La ministre des Finances Chrystia Freeland    
La ministre des Finances Chrystia Freeland    

Le discours du Trône signale une nouvelle approche pour les services de garde

Jordan Press
La Presse Canadienne
OTTAWA - La ministre fédérale des Finances, Chrystia Freeland, a épaté la galerie lors d’une récente rencontre avec des experts en matière de services de garde.

Pendant des années, les partisans d’une plus grande implication fédérale dans ce secteur régi par les provinces ont été habitués à des questions sur le financement et sur la nécessité des garderies pour permettre aux parents de travailler.

Chrystia Freeland a bien abordé ces sujets, mais elle a ensuite soulevé des questions sur les premiers concernés: les enfants eux-mêmes.

Elle s’est intéressée à ce qui contribue à une expérience de qualité pour les tout-petits, comme l’espace et les éducatrices, et pas seulement à l’argent, selon ce que rapporte une source anonyme qui était présente lors de cette rencontre privée.

Ce moment offre un aperçu de l’approche des libéraux quant au rôle du fédéral face aux différents systèmes provinciaux de services de garde.

Dans le discours du Trône, mercredi, le gouvernement de Justin Trudeau a promis un investissement substantiel, soutenu et à long terme pour mettre sur pied un tel système à l’échelle du pays.

Il laissait entendre que ce système s’inspirerait du modèle subventionné du Québec, sans fournir plus de détails sur la manière qu’il verrait le jour ni sur les coûts associés.

Dans un rapport présenté plus tôt ce mois-ci, les économistes de la Banque Scotia Jean-François Perrault et Rebekah Young ont évalué que la création d’un équivalent pancanadien du programme québécois coûterait environ 11,5 milliards $ par année.

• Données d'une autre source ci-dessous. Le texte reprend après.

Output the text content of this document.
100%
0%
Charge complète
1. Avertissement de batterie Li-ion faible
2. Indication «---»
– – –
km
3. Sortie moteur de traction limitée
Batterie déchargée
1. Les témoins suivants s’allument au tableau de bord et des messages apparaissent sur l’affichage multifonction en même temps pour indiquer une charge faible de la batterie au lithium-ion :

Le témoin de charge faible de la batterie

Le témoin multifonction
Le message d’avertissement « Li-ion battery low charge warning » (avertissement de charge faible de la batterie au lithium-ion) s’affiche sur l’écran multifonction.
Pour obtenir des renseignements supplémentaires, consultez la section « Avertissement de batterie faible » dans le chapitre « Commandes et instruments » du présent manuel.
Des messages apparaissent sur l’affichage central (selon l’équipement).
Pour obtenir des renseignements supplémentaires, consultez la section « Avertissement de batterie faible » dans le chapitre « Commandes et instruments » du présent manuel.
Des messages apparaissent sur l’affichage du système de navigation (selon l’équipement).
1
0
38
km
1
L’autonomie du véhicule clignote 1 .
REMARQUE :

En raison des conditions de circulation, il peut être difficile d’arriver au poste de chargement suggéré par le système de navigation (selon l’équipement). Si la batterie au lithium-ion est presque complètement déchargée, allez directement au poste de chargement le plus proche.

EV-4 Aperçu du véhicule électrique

Selon leur analyse, les coffres fédéraux pourraient engranger des milliards de dollars en nouvelles recettes fiscales, ce qui compenserait une partie de la facture grâce à un plus haut taux d’emploi chez les femmes en particulier.

Ces questions s’inscrivent dans des discussions beaucoup plus larges qui se poursuivent au sein du cabinet de Mme Freeland depuis qu’elle a accédé au poste de ministre des Finances en août dernier.

«Pour la première fois, le gouvernement fédéral démontre vraiment une solide compréhension du fait qu’il n’y a pas de solution miracle ici», relève Monica Lysack, une experte en éducation à la petite enfance du Sheridan College en Ontario.

Mme Freeland et d’autres ministres fédérales voulaient faire de la garde d’enfants une priorité avant même l’avènement de la pandémie de COVID-19.

Karina Gould, Carolyn Bennett et Maryam Monsef comptent parmi celles qui se sont entretenues avec des militants et des experts de longue date pour saisir les complexités d’une éventuelle politique fédérale en ce sens. Carla Qualtrough, Patty Hajdu et Mary Ng ont depuis rejoint leurs rangs.

Tout comme d’autres membres du cabinet, elles feront probablement l’objet de pressions alors que le gouvernement ficelle sa proposition à l’approche de la mise à jour économique promise cet automne, qui esquissera la marche à suivre.